Au cours de son périple à la recherche des sources, un griot gambien lui a clairement expliqué pourquoi, les griots africains ne parlent pas beaucoup de ce roi.

''Nous griots, nous sommes là pour chanter les louanges des vainqueurs sur les champs de batail. Or ce roi, du Mali (Bakari II) qui est parti en mer ses équipages, ses griots, ses soldats, emportant l'or de l'empire, la nourriture et qui disparait à l'horizon pour ne jamais revenir, c'est un naufrage dans l'histoire'' lui a-t-il déclaré avant de poursuivre ''nous les griots, nous refusons de parler de lui''.

Ce silence volontairement entretenu par les griots, c'est l'argument de Mamadou Diabang, auteur d'une thèse de doctorat sur Bakari II.

Il note qu'''Il y a une sorte de censure sur la vie et le règne de Bakari II, imposée aux griots. Le roi (Bakari II) est considéré comme quelqu'un qui a abandonné son peuple et son empire. Donc personne ne devrait parler de lui'', fait-il remarquer.

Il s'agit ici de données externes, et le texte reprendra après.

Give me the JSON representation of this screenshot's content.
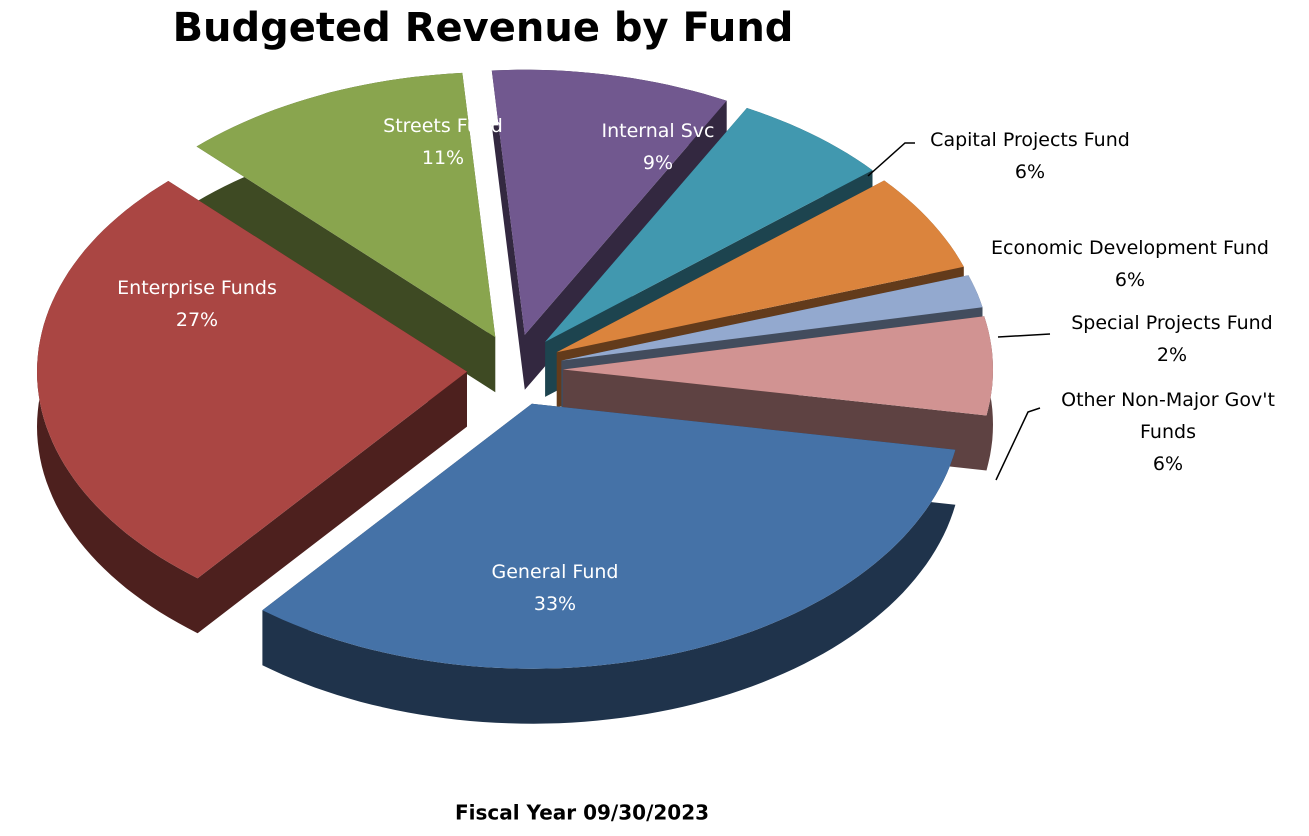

D'autres éléments mis à jour par l'archéologie

La thèse de la découverte de l'Amérique par l'expédition de Bakari II va continuer de faire débat. Pour des spécialistes de l'océan, il est possible de quitter les côtes ouest-africaines pour naviguer jusqu'à Pernambuco (Brésil), au Mexique et dans d'autres pays au Sud du nouveau monde.

La découverte parfois ces dernières années d'embarcations de fortune et de restes de migrants ouest africains échoués dans les côtes des Caraïbes a donné du poids à ceux qui pensent que l'expédition de Bakari II pouvait bel et bien avoir atteint l'Amérique.

Mais, en dehors de ces arguments, des recherches archéologiques menées au Mexique et au Panama auraient permis de trouver des objets appartenant aux populations africaines.

Au Mexique, des statuettes montrant des visages africains avec de larges nez des scarifications ou cheveux crépus qui sont une caractéristique propres à certains groupes africains ont été retrouvés dans certaines pièces archéologiques. Des peintures murales avec des personnes noires, selon Jean Yves Loude.

Par ailleurs, dit-il, le conquistador espagnol Balboa a signalé dans ses écrits en 1515 la présence dans l'isthme de Panama d'éthiopiens (noirs d'Afrique).

''Balboa écrit que certains (éthiopiens) se battaient contre les populations locales et d'autres sont faits prisonniers ce qui vaut dire que des noirs d'Afrique sont déjà là en Amérique Latine'' soutient l'ethnologue français.

Si tous ces éléments ne sont pas une preuve irréfutable de la découverte de l'Amérique par Bakari II, il va falloir sérieusement se poser des questions sur comment tous ces objets et ces faits se sont retrouvés ou ont pu se produire en Amérique sans la présence d'Africains.